There are limits to how much you can invest in any tax year. For 2011/12, the limit is £10,680. Of that, the maximum you can invest in cash is £5,340 and the balance of £5,340 can be invested in shares (individual company shares or investment funds). If you don’t take the cash ISA allowance, you can invest up to £10,680 into a stocks and shares ISA.
Sometimes known as a trading ISA, a self-select ISA gives investors full control over which assets to include in their ISA, allowing them to choose individual shares and bonds rather than investment funds.
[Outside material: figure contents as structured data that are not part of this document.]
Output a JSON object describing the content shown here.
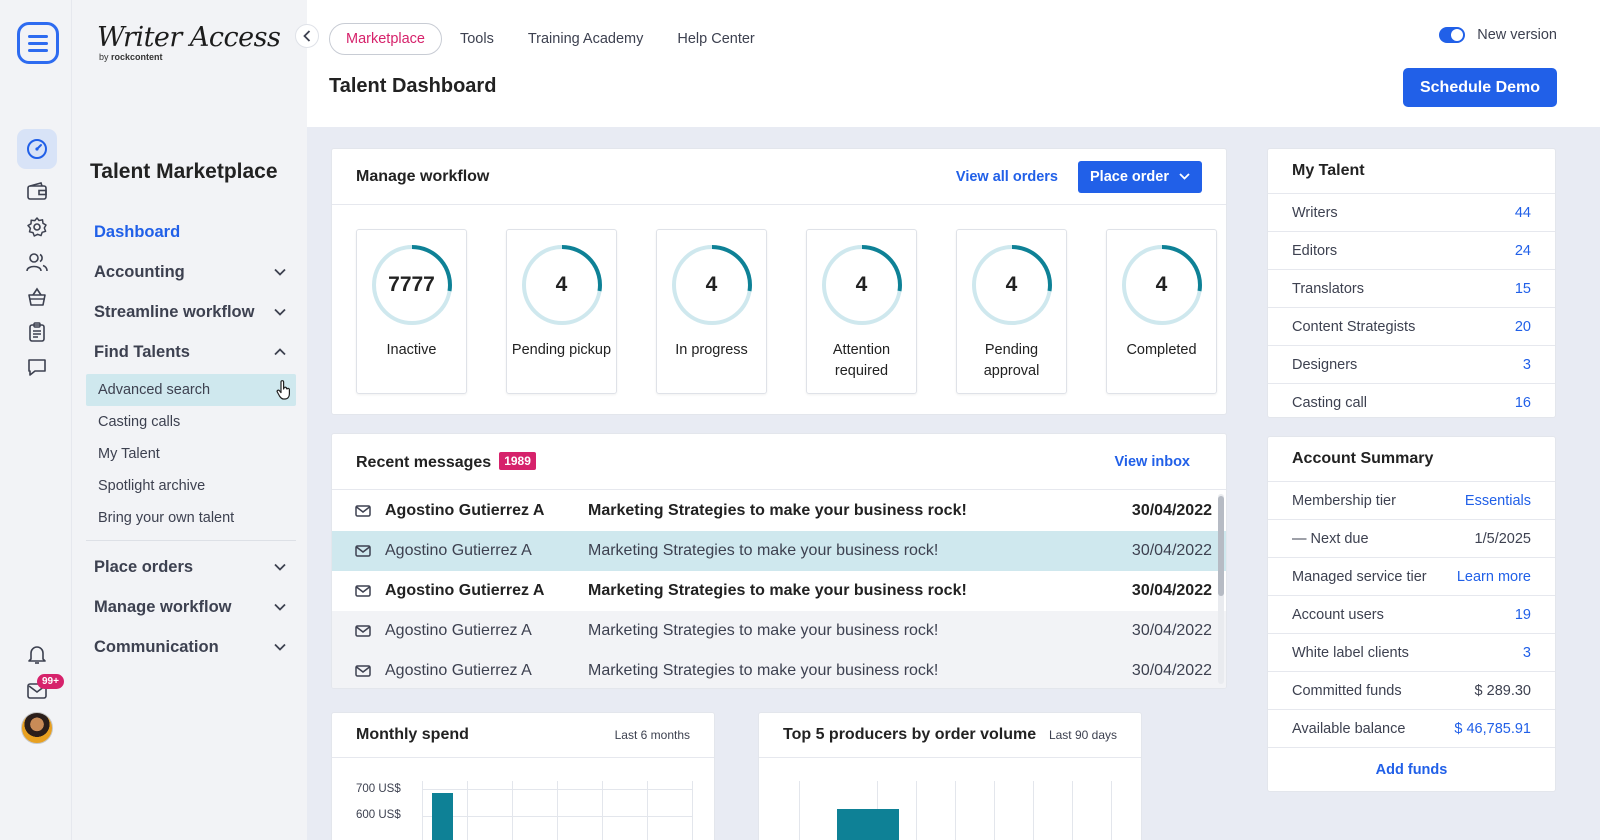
{
  "rail": {
    "icons": [
      "menu-logo-icon",
      "dashboard-gauge-icon",
      "wallet-icon",
      "settings-gear-icon",
      "users-icon",
      "shopping-basket-icon",
      "clipboard-icon",
      "chat-bubble-icon",
      "bell-icon",
      "mail-icon"
    ],
    "mail_badge": "99+"
  },
  "brand": {
    "name": "Writer Access",
    "sub_prefix": "by ",
    "sub_brand": "rockcontent"
  },
  "sidebar": {
    "heading": "Talent Marketplace",
    "dashboard": "Dashboard",
    "accounting": "Accounting",
    "streamline": "Streamline workflow",
    "find_talents": "Find Talents",
    "find_talents_items": [
      "Advanced search",
      "Casting calls",
      "My Talent",
      "Spotlight archive",
      "Bring your own talent"
    ],
    "place_orders": "Place orders",
    "manage_workflow": "Manage workflow",
    "communication": "Communication"
  },
  "topnav": {
    "tabs": [
      "Marketplace",
      "Tools",
      "Training Academy",
      "Help Center"
    ],
    "active_tab": "Marketplace",
    "toggle_label": "New version",
    "toggle_on": true
  },
  "page": {
    "title": "Talent Dashboard",
    "demo_button": "Schedule Demo"
  },
  "workflow": {
    "title": "Manage workflow",
    "view_all": "View all orders",
    "place_order": "Place order",
    "stats": [
      {
        "value": "7777",
        "label": "Inactive"
      },
      {
        "value": "4",
        "label": "Pending pickup"
      },
      {
        "value": "4",
        "label": "In progress"
      },
      {
        "value": "4",
        "label": "Attention required"
      },
      {
        "value": "4",
        "label": "Pending approval"
      },
      {
        "value": "4",
        "label": "Completed"
      }
    ]
  },
  "messages": {
    "title": "Recent messages",
    "count": "1989",
    "view_inbox": "View inbox",
    "rows": [
      {
        "from": "Agostino Gutierrez A",
        "subject": "Marketing Strategies to make your business rock!",
        "date": "30/04/2022",
        "unread": true
      },
      {
        "from": "Agostino Gutierrez A",
        "subject": "Marketing Strategies to make your business rock!",
        "date": "30/04/2022",
        "unread": false
      },
      {
        "from": "Agostino Gutierrez A",
        "subject": "Marketing Strategies to make your business rock!",
        "date": "30/04/2022",
        "unread": true
      },
      {
        "from": "Agostino Gutierrez A",
        "subject": "Marketing Strategies to make your business rock!",
        "date": "30/04/2022",
        "unread": false
      },
      {
        "from": "Agostino Gutierrez A",
        "subject": "Marketing Strategies to make your business rock!",
        "date": "30/04/2022",
        "unread": false
      }
    ]
  },
  "my_talent": {
    "title": "My Talent",
    "rows": [
      {
        "label": "Writers",
        "value": "44"
      },
      {
        "label": "Editors",
        "value": "24"
      },
      {
        "label": "Translators",
        "value": "15"
      },
      {
        "label": "Content Strategists",
        "value": "20"
      },
      {
        "label": "Designers",
        "value": "3"
      },
      {
        "label": "Casting call",
        "value": "16"
      }
    ]
  },
  "account_summary": {
    "title": "Account Summary",
    "rows": [
      {
        "label": "Membership tier",
        "value": "Essentials"
      },
      {
        "label": "— Next due",
        "value": "1/5/2025"
      },
      {
        "label": "Managed service tier",
        "value": "Learn more"
      },
      {
        "label": "Account users",
        "value": "19"
      },
      {
        "label": "White label clients",
        "value": "3"
      },
      {
        "label": "Committed funds",
        "value": "$ 289.30"
      },
      {
        "label": "Available balance",
        "value": "$ 46,785.91"
      }
    ],
    "add_funds": "Add funds"
  },
  "monthly_spend": {
    "title": "Monthly spend",
    "period": "Last 6 months",
    "y_ticks": [
      "700 US$",
      "600 US$"
    ]
  },
  "top_producers": {
    "title": "Top 5 producers by order volume",
    "period": "Last 90 days"
  },
  "colors": {
    "primary": "#2160e8",
    "accent": "#d6226b",
    "teal": "#0e8196",
    "highlight": "#cfe8ee"
  }
}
Aimed mainly at experienced investors and subject to the same investment limits of a regular ISA, a self-select ISA will usually be managed by a stockbroker on an investor’s behalf.
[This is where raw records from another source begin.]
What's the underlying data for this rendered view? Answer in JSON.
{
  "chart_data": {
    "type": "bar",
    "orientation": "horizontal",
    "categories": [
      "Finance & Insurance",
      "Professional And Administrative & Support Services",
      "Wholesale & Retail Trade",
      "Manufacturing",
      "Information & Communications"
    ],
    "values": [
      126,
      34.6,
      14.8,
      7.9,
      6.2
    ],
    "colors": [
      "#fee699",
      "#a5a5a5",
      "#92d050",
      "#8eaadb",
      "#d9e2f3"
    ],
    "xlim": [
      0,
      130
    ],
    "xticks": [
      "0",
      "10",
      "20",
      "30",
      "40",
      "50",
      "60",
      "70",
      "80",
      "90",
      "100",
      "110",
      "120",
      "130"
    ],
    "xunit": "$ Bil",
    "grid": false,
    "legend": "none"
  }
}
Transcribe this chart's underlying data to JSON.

Invidivual Savings Accounts were introduced on 6 April 1999 to replace personal equity plans (PEPs) and tax-exempt special savings accounts (TESSAs) with one plan that covered both stockmarket and savings products, the returns from which are tax-exempt. The ISA is not in itself an investment product. Rather, it’s a tax-free “wrapper” in which you place investments and savings up to a specified annual allowance where the returns (capital growth, dividends, interest) are tax-exempt (you don’t have to declare ISAs and their contents on your tax return). However, any dividends are taxed within the investment, and that can’t be reclaimed.
This is more usually a feature of car insurance but it can also crop up in contents, mobile phone and pet insurance policies. An excess is the amount of money you have to pay before the insurance company starts paying out. The excess makes up the first part of a claim, so if your excess is £100 and your claim is for £500, you would pay the first £100 and the insurer the remaining £400. Many online insures let you set your own excess, but the lower the excess, the more expensive the premium will be.
The familiar name given to securities issued by the British government and issued to raise money to bridge the gap between what the government spends and what it earns in tax revenue. Back in 1997, the entire stock of outstanding gilts was £275bn; by October 2010 it had surpassed £1,000bn. Gilts are issued throughout the year by the Debt Management Office and are essentially investment bonds backed by HM Treasury & Customs and considered a very safe investment because the British government has never defaulted on its debts and this security is reflected in the UK’s AAA-rating for its debt. Gilts work in a similar way to bonds and are another variant on fixed-income securities.
An increase in the general level of prices that persists over a period of time. The inflation rate is a measure of the average change over a period, usually 12 months. If inflation is up 4%, this means the price of products and services is 4% higher than a year earlier, requiring we spend and extra 4% to buy the same things we bought 12 months ago and that any savings and investments must generate 4% (after any taxes) to keep pace with inflation. Since 2003, the Bank of England has used the consumer prices index (CPI) as its official measure of inflation (see also retail prices index).
Capital gains tax
If you buy an asset – shares, a second home, arts and antiques – and then sell it at a later date and make a profit, that profit could be subject to CGT. You don’t pay CGT on selling your main home (which is why MPs “flipped” theirs so regularly) or any securities sheltered in an ISA. Individuals get an annual CGT allowance (£10,600 in 2010/2011) but if you have substantial assets it’s worth paying an accountant to sort it for you.